Clifford, que no podía dormir, jugó toda la noche con la señora Bolton, hasta que ella estuvo casi muerta de sueño.
Y amaneció el día en que tenía que llegar Hilda. Connie había acordado con Mellors que si todo se presentaba bien para que pudieran pasar la noche juntos, colgaría un chal verde de la ventana. Y si sus planes se veían frustrados, uno rojo.
La señora Bolton ayudó a Connie a hacer las maletas.
—Un cambio le sentará muy bien a su excelencia.
—Creo que sí. ¿No le importa ocuparse sola de Sir Clifford durante una temporada, verdad?
—¡Oh, no! Me las arreglo muy bien con él. Quiero decir que podré hacer todo lo que necesite. ¿No cree que ha mejorado bastante?
—¡Oh, mucho! Hace usted maravillas con él.
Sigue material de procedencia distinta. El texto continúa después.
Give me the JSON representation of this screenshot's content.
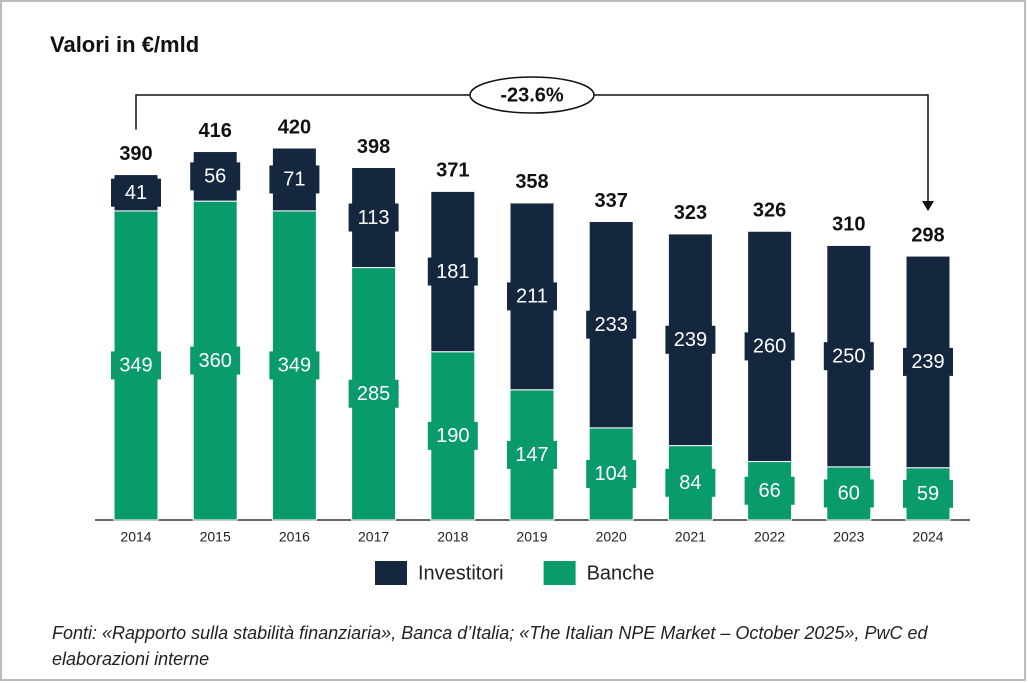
{
  "chart_data": {
    "type": "stacked_bar",
    "title": "Valori in €/mld",
    "categories": [
      "2014",
      "2015",
      "2016",
      "2017",
      "2018",
      "2019",
      "2020",
      "2021",
      "2022",
      "2023",
      "2024"
    ],
    "series": [
      {
        "name": "Banche",
        "color": "#0a9b6c",
        "values": [
          349,
          360,
          349,
          285,
          190,
          147,
          104,
          84,
          66,
          60,
          59
        ]
      },
      {
        "name": "Investitori",
        "color": "#14273f",
        "values": [
          41,
          56,
          71,
          113,
          181,
          211,
          233,
          239,
          260,
          250,
          239
        ]
      }
    ],
    "totals": [
      390,
      416,
      420,
      398,
      371,
      358,
      337,
      323,
      326,
      310,
      298
    ],
    "annotation": "-23.6%",
    "source": "Fonti: «Rapporto sulla stabilità finanziaria», Banca d’Italia; «The Italian NPE Market – October 2025», PwC ed elaborazioni interne"
  }
}
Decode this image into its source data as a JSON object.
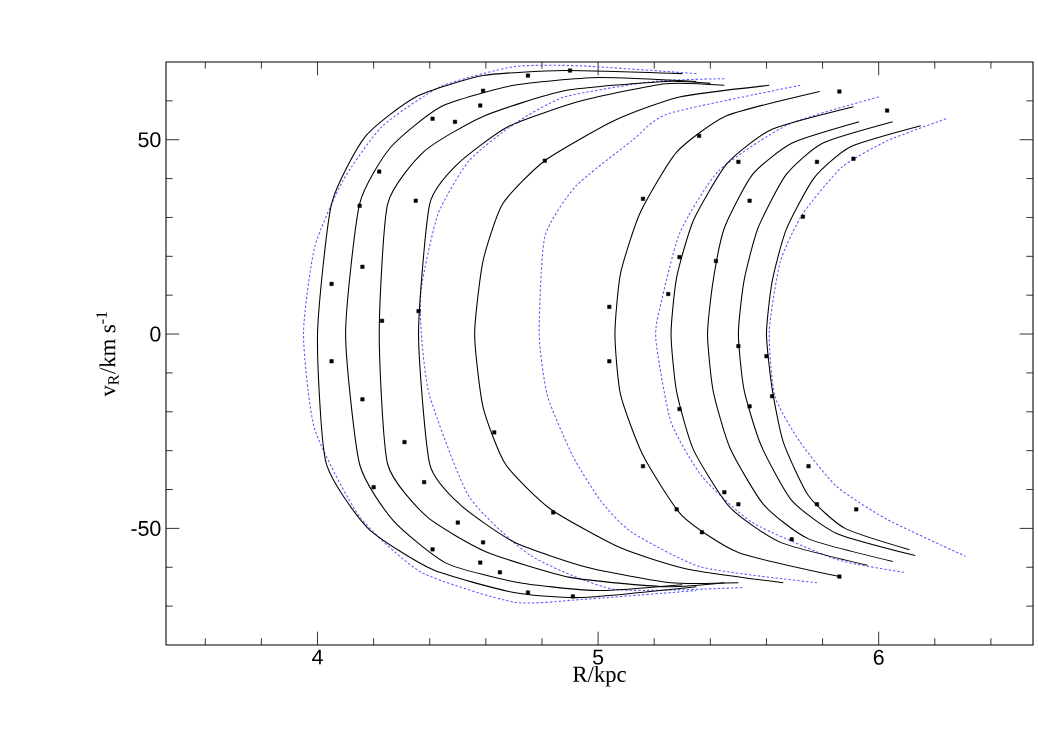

—¿Le parece? Pero todos los hombres son iguales: son como niños y hay que llevarles la corriente y adularles y dejarles creer que hacen lo que les da la gana. ¿No le parece a usted, excelencia?
—Me temo que yo no tengo mucha experiencia.
Connie interrumpió un momento su ocupación.
—¿Incluso su marido, tenía que manejarle y mimarle como un niño? —preguntó mirando a la otra mujer. La señora Bolton se detuvo también.
—¡Bueno! —dijo—. También tenía que hacerle un montón de cucamonas. Pero tengo que reconocer que casi siempre se daba cuenta de lo que yo andaba buscando. Pero generalmente decía que sí.
—¿No se comportaba nunca como dueño y señor?
—¡No! Por lo menos tenía a veces una expresión típica en los ojos y entonces ya sabía que era yo la que tenía que ceder. Pero era él el que cedía normalmente. No, nunca fue autoritario. Pero yo tampoco. Yo ya sabía cuándo no se podía seguir adelante con él y entonces cedía: aunque a veces me costaba hacerlo.